One of our clients (a nonprofit operator of hospitals and clinics) sought a competitive advantage and wanted to provide superior customer service where most patients first encounter the company—online.

So, the company researched customer pain points and developed tactics and systems to solve these problems. Its “digital front door” paved the way for the business’s first real-time online appointment system and mobile app, resulting in a 200 percent jump in bookings of certain services.

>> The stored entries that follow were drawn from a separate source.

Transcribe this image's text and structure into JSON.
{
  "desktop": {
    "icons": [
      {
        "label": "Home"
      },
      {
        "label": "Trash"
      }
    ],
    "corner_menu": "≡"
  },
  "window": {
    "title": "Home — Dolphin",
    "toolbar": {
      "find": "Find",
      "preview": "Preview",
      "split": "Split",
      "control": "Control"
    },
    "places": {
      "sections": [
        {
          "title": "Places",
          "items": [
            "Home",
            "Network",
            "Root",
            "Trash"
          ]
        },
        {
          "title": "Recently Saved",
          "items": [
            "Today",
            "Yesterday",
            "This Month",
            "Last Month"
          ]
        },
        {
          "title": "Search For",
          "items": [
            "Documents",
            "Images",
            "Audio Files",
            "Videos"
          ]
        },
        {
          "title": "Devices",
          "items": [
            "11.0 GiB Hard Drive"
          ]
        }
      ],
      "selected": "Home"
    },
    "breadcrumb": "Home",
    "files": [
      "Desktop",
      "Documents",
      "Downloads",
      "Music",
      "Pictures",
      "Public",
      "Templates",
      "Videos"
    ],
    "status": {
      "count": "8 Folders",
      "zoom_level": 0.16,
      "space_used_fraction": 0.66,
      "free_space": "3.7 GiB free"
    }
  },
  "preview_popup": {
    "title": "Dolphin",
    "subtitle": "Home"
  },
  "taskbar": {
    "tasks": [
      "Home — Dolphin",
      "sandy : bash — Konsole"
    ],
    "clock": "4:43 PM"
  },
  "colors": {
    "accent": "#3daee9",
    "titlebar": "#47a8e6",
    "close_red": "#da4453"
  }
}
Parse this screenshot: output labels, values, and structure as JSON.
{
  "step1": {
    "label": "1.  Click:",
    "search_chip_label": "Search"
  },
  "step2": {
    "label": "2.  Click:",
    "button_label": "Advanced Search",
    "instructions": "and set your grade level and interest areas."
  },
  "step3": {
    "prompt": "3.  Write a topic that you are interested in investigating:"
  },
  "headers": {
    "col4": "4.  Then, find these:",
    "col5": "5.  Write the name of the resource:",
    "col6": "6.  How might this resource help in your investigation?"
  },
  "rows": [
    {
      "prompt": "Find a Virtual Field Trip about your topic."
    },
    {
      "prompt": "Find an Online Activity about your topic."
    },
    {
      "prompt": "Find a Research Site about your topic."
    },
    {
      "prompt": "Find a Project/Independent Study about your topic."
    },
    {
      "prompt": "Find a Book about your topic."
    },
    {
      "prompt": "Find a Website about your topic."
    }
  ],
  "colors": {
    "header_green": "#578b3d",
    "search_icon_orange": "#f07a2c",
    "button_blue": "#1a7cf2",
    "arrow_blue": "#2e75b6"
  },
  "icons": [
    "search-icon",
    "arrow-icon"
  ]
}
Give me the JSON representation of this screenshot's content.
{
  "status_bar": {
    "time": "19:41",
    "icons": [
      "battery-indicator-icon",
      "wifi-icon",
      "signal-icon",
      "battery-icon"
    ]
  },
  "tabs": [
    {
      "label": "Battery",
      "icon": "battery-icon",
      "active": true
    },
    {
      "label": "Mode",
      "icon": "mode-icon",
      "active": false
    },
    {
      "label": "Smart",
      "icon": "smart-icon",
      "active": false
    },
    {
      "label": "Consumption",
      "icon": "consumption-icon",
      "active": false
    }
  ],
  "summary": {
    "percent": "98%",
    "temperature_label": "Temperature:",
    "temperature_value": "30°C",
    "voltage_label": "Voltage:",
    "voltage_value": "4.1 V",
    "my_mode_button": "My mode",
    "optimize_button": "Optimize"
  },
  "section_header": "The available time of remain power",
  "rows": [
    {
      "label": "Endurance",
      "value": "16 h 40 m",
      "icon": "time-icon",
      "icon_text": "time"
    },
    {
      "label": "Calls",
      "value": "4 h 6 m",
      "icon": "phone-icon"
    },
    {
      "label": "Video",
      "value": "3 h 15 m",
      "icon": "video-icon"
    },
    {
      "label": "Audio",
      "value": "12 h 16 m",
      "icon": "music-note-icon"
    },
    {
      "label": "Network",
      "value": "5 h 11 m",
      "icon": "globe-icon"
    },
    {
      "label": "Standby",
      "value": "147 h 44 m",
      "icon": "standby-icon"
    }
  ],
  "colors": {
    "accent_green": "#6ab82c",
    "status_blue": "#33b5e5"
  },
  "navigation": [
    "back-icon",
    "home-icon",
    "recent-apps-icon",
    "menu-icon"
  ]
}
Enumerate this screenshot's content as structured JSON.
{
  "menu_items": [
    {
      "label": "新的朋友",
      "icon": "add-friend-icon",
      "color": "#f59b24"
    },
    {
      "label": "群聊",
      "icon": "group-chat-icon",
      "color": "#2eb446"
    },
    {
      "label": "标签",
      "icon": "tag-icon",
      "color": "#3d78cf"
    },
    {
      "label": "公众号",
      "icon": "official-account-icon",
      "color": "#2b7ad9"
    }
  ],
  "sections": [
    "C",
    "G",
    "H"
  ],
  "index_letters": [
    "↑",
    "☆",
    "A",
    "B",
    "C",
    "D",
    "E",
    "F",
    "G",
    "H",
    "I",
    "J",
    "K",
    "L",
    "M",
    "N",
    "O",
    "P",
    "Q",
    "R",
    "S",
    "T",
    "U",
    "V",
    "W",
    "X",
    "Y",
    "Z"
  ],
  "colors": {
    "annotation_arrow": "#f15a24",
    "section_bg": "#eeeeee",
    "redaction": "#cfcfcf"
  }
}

It was also foundational to the client’s pandemic response plan, enabling critical communications and patient interactions when they needed it most.

How to Stand Out

Companies will have to adapt to keep up with their competitors now and in the future. Taking the above tactics and pitfalls into consideration, directors should focus on helping management develop new skills and recruit for talent that improves digital marketing, customer experience design, dynamic pricing, digital technology tools and platforms, and more.

The key is to not wait—or worse, neglect digital transformation altogether. That will only leave you in the dust of your speedier competition.

Michael R. Sutcliff
Michael R. Sutcliff is the cofounder of a technology start-up, an operating partner with Advent International, and a board director of Collabera, Encora, and Williams Lea Group. In addition, he serves as a senior advisor to Alvarez & Marsal and MCE Systems.